Laughing Pizza was a family band who wrote and performed all-original kids' pop music. Their music videos could be seen every day in over 18 million homes on PBS stations and TV On-Demand around the United States. The mom, dad, and daughter trio traveled across the United States performing at theaters, museums, music festivals, nightclubs, schools, and other venues – including the White House (twice, including with Miley Cyrus and the Jonas Brothers). Laughing Pizza had also been featured on the Today Show, CNN, and Fox stations, as well as in Money Magazine, The New York Times, Atlanta Magazine, Star Magazine, and the Huffington Post among others. They were the proud recipients of 7 Parents' Choice Awards, and their new one-hour docu-concert, "Laughing Pizza LIVE" had won  a NAPPA award, as well as 5 Dove Awards and raving reviews from the Parents' Television Council.

The late Lisa Michaelis and the living Billy Schlosser are both classically trained musicians and former music teachers. Emily, their living daughter, played multiple instruments including flute, drums, guitar, piano, and bass. She also co-wrote every Laughing Pizza song with her parents.

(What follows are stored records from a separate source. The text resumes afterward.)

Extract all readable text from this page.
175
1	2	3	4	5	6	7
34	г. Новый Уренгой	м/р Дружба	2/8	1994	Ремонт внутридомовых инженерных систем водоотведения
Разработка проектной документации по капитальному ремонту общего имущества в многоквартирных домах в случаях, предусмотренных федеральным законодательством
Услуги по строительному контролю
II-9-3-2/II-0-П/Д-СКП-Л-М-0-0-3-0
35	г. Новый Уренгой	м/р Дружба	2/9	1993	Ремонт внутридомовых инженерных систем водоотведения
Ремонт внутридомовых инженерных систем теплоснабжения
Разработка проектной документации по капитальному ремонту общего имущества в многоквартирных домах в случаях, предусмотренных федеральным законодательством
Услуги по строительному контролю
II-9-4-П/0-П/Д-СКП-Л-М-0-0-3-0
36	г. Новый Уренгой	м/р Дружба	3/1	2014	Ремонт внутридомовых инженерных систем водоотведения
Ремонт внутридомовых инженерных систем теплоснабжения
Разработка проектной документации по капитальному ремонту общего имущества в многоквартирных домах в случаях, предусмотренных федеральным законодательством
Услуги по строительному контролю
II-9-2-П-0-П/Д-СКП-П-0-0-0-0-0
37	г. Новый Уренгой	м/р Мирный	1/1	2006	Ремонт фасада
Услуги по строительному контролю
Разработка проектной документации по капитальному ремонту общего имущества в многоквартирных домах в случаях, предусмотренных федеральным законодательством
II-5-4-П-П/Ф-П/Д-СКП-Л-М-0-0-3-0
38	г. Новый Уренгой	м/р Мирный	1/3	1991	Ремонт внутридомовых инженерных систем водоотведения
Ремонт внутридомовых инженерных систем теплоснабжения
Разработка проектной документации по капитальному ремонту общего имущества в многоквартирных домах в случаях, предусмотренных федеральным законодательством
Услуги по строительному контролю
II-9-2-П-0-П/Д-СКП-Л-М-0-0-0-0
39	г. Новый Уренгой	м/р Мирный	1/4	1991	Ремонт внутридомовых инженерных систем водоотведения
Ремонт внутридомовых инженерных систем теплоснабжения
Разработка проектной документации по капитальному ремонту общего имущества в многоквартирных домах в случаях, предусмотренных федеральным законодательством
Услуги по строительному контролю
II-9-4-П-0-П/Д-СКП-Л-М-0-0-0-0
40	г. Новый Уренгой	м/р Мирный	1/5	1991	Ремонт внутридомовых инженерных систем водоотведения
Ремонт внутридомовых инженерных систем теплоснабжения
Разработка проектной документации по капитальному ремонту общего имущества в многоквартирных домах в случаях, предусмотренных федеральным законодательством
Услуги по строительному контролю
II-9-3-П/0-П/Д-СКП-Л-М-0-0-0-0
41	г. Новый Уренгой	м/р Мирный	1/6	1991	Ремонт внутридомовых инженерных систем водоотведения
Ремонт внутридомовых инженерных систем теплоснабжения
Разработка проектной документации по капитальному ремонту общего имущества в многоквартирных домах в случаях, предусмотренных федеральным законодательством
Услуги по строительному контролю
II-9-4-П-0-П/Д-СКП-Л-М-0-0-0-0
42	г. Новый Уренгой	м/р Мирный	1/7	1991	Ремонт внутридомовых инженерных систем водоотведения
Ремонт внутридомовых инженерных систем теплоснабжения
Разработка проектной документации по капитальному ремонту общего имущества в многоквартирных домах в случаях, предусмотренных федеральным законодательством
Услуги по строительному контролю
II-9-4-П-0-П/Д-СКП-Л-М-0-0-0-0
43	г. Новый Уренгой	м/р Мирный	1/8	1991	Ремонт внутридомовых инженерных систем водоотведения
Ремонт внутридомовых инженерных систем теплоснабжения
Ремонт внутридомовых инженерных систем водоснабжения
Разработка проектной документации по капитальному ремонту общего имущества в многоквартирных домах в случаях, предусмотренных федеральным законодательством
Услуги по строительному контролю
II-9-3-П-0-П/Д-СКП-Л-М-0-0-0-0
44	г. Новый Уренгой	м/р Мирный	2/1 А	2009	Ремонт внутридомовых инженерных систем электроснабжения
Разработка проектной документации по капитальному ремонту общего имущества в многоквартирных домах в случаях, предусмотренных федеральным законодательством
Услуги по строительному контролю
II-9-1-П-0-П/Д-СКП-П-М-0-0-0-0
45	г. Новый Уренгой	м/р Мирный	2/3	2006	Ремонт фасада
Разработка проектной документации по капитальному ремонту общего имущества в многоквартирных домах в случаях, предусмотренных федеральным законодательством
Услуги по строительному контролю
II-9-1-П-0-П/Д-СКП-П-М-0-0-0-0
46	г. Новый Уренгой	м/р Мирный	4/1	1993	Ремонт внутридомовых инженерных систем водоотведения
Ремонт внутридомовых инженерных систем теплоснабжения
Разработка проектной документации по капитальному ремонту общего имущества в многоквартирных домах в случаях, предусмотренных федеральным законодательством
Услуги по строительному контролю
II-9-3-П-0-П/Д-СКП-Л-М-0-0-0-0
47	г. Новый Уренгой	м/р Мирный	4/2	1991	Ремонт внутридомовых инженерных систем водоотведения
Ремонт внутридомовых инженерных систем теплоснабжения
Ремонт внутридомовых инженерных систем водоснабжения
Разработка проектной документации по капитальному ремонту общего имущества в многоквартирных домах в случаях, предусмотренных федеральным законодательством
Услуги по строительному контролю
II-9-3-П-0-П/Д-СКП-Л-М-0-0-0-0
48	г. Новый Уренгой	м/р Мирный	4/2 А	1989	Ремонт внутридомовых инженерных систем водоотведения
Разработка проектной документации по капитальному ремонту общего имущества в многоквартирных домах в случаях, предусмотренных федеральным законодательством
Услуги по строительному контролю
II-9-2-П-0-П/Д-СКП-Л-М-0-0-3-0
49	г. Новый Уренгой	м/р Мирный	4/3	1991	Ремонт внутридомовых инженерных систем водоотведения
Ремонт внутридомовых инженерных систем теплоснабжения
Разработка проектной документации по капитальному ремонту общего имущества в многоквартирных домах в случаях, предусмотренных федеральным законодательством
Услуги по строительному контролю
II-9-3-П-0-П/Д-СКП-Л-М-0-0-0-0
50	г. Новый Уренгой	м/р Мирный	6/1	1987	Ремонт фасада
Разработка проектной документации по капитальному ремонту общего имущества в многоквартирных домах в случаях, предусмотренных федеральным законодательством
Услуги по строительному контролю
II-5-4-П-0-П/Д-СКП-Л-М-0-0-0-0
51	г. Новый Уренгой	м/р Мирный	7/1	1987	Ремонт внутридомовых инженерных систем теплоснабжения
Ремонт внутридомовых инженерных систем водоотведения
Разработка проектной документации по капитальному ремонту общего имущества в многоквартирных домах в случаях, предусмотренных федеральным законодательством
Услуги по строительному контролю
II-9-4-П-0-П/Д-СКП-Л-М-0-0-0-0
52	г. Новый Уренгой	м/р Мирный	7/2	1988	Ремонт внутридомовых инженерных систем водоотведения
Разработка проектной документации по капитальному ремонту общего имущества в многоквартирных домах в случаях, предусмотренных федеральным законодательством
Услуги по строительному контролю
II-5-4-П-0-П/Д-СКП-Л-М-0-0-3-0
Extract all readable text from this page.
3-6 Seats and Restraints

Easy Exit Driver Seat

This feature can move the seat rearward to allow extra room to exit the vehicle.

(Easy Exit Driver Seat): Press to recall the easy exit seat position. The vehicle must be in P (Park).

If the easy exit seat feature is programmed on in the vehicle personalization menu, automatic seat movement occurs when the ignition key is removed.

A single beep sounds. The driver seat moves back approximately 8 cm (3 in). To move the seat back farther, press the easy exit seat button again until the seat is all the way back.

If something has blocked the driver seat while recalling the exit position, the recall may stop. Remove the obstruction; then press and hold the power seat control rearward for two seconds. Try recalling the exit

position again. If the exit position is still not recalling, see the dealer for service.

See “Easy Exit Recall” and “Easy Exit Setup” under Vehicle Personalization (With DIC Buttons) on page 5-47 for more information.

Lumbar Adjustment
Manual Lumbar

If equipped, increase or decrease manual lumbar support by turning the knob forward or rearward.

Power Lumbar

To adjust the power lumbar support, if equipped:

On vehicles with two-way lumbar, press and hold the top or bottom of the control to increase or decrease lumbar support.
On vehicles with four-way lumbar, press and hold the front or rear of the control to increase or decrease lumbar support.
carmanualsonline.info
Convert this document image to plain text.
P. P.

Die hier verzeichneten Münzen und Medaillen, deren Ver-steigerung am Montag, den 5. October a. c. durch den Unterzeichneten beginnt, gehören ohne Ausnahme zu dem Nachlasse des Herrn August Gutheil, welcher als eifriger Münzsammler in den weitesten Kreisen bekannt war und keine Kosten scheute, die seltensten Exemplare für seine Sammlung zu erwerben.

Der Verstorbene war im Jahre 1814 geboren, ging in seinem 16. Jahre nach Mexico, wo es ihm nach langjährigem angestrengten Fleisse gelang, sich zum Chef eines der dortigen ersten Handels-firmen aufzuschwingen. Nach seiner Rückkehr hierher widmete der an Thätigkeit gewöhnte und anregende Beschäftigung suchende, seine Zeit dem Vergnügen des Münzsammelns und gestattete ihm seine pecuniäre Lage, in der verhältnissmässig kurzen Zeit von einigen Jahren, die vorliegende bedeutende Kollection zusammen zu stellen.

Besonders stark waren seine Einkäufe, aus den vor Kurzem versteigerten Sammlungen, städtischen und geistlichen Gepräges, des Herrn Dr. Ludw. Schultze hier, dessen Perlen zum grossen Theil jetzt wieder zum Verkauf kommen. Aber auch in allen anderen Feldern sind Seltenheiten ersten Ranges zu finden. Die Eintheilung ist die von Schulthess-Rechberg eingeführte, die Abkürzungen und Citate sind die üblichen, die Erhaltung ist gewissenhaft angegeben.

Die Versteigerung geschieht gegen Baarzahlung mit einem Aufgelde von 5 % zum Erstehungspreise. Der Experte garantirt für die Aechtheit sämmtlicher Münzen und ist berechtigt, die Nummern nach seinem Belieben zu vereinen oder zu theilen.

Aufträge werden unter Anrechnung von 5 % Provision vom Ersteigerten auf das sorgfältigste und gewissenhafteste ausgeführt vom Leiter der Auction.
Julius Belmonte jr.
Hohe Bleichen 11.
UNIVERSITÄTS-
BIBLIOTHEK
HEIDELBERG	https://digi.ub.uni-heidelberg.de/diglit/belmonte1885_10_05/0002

Laughing Pizza has released two DVDs and 5 CDs on their label “Little Bean Family Entertainment” and are the recipients of seven Parents’ Choice Awards. Their song “On My Way” was chosen by Julie Andrews and her daughter Emma Walton Hamilton (who co-wrote the lyrics) to be featured in the book “Julie Andrews Collection of Songs, Poems, and Lullabies” (Little/Brown).

Background
Before Laughing Pizza, Billy and Lisa both started performing in indie bands such as Strap d’etr0, Hot Boxes of Truth, Shade, and later wrote and recorded a #1 Dance single in 1992 (Rainfalls, produced by Frankie Knuckles on Virgin records). Four years of being songwriters with Warner/Chappell and songs for Mary-Kate and Ashley Olsen, the TV show “Big Bag”, plus a math CD that is used in schools in several states, steered them toward writing for kids. Shortly after daughter Emily was born, Billy and Lisa quit the music business and moved from their native New York to Atlanta and Billy became an Executive at IBM and went on to manage global accounts at the tech consulting company, Sapient.

On Tuesday morning September 11, 2001, Billy was on a flight to Boston for one of his frequent business trips. This experience changed their lives as Billy was trapped in Boston for a week and was finally able to drive the 25 hours back to Atlanta to be with his family. Billy and Lisa decided they should find a way to spend time as a family, while doing what they enjoyed most –making music together – and Laughing Pizza was created. Laughing Pizza started as a self-funded project on their home grown label called “Little Bean Family Entertainment” and released two CDs and two DVDs (every one of which earned them Parents’ Choice Awards). In 2006, Sony entered into a joint venture to release and distribute Laughing Pizza on Epic Records and Sony Wonder, their kids' music label. Unfortunately, 6 months after the deal was signed, Sony Wonder folded and Laughing Pizza was left on a rock label with the likes of Good Charlotte, J-Lo, Shakira, Sean Kingston, and Celine Dion. Both parties decided to end the joint venture in 2008 so that Laughing Pizza could continue on their musical journey under their kids label, which was reincarnated as Little Bean. The next year was spent performing, writing, and doing the leg work to get their music videos onto many PBS stations nationwide including GPB (all of Georgia); Columbus, OH; New York, San Diego, CA; Idaho; Louisiana; and Philadelphia, PA.

Music
In June 2002, the first album was released, then in 2004, it was followed by Pizza Party. Both won the iParenting Media Award in 2004 for back-to-school season.
2010 brought the release of their new CD “Let’s Go Play!”, a DVD “It’s Pizza Time!” and a new tour, which was supported by Little Bean. In 2011, Laughing Pizza filmed a one-hour concert, which was made to be a TV special and aired as a pledge special in June 2012 on PBS. It got one of the highest ratings ever recorded for the family portion of Pledge - second only to Sesame Street. In keeping with the family-feeling of the event, shot at the Scholastic Theatre in New York City, the band was joined by hosts, celebrity Chef Todd English and his teenage son, Simon. The show also features dancers from the kid and teen program at the acclaimed Broadway Dance Center and a string trio from Juilliard.

This filmed concert was released by Laughing Pizza on May 8, 2012 (available now on On-Demand and on iTunes) as a special two-disk set on DVD and CD and includes the concert, the music from the concert, some brand new, recorded songs, and bonus features. More than just a concert special, this program gives the viewer an inside look into the lives of this unique family as they tell their story in words and music.

The Together Fund
Laughing Pizza also had a not-for-profit foundation, TogetherFund.org, to provide free arts programs for schools including access to songs that would educate, inspire and teach kids to give back to their community, and to encourage families to engage in activities together. They print all their CDs and DVDs on recycled board and paper – working toward a plastic and toxin free product line.